RWJBH is first in U.S. to deploy robotic telecardiac ultrasound technology

Successful trans-Atlantic cardiac sonogram testing, through the MELODY system, offers view into future of remote-enabled heart care

Look beyond the fact that the first MELODY robotic teleultrasound system to be utilized in the U.S. arrived in New Jersey last week.

And that the system — which features a robotic arm, an ultrasound machine and video conferencing technology that can connect the patient to doctors in another state or country — already had a successful trans-Atlantic test between officials at Robert Wood Johnson University Hospital in New Brunswick and in France.

The significance of the MELODY lies in what is ahead — a time when patients in so-called “health deserts” can get a diagnosis that could save their life.

Officials at RWJBarnabas Health feel the MELODY robotic telecardiac ultrasound technology opens the door for providing patients with more access to expert diagnostic imaging in a convenient, telehealth delivery model.

That’s how Dr. Partho Sengupta, the Henry Rutgers Professor of Cardiology and chief of the Division of Cardiology at the Rutgers Robert Wood Johnson Medical School, and chief of Cardiology at RWJUH, sees it.

Sengupta and other health care experts envision a day when such technology is commonplace in rural community hospitals, pharmacies, rehabilitation facilities or even senior living locations.

“Imagine that a patient comes to an emergency department in the middle of the night and there are no sonographers present to perform the imaging exam that he or she needs,” he said. “In the very near future, we can connect with a sonographer at another hospital or from their home to perform a cardiac ultrasound exam that could be lifesaving.”

Sengupta feels making advanced diagnostic imaging capabilities available to patients in remote locations also may prove to be a game-changer in the fight against cardiovascular disease.

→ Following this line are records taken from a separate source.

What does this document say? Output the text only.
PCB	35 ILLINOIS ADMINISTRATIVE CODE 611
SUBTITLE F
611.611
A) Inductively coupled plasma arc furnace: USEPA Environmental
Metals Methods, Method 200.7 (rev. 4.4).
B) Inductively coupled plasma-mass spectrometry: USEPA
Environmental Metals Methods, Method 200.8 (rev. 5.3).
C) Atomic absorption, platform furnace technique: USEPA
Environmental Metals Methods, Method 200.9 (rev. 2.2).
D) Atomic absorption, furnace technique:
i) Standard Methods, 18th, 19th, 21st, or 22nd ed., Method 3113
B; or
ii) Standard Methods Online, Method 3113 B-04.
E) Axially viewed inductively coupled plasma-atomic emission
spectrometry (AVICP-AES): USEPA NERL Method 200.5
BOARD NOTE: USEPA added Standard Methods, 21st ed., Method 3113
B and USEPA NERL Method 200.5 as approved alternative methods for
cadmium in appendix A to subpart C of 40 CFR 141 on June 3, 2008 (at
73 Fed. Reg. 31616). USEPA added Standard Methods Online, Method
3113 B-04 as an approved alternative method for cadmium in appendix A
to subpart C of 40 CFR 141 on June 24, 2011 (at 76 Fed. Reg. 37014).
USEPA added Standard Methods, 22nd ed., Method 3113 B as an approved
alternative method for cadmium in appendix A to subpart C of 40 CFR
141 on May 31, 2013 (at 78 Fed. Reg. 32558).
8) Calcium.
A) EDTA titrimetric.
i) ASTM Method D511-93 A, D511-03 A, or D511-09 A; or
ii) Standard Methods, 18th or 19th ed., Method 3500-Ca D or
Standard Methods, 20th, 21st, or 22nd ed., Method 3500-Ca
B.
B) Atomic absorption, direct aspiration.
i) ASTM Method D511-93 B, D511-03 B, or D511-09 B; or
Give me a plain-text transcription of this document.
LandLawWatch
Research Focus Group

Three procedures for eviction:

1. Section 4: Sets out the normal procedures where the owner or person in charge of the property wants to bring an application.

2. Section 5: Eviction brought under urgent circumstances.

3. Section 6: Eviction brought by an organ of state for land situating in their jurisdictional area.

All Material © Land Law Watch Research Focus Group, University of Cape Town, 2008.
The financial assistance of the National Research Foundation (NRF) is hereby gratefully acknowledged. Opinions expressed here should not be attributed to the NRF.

“Many cardiovascular diseases remain undetected for a long time and can be silent killers,” he said. “Combining robotic teleultrasound technology with new and existing AI capabilities will provide us with a tremendous opportunity for early detection and treatment of cardiovascular disease in our communities, and help us save lives.”

This system, which is being successfully used in Europe and Canada, has been approved for clinical use in the U.S. by the Food and Drug Administration. The technology benefits patients through:

  • Improved access to diagnostic ultrasound imaging expertise in real time;
  • Facilitation of earlier disease detection;
  • Reduced travel times and transport costs.

Benefits to health care professionals are significant and include:

  • Reduction in work-related injury from overuse and repetitive movements from manual ultrasound imaging delivery;
  • Addressing the chronic shortage of ultrasound technologists and sonographers in health care today, nationwide;
  • Reduction in exposure of providers to infectious diseases such as COVID-19 or influenza, or to radiation when the study is performed in the catheterization laboratory.

Sengupta saw the potential of the MELODY firsthand in late January, when his team in New Jersey tested the limits of the system by performing several hours of trans-Atlantic diagnostic ultrasound imaging in real time over a routine 4G cellular network.

RWJUH and RWJMS clinicians, along with representatives from AdEcho Tech performed the successful trans-Atlantic robotic cardiac teleultrasound test. That test was followed the next day by successful ultrasounds at RWJUH.

Over the next two months, the team will work with sonographers to implement the technology for clinical care in order to make it available to the public later this year.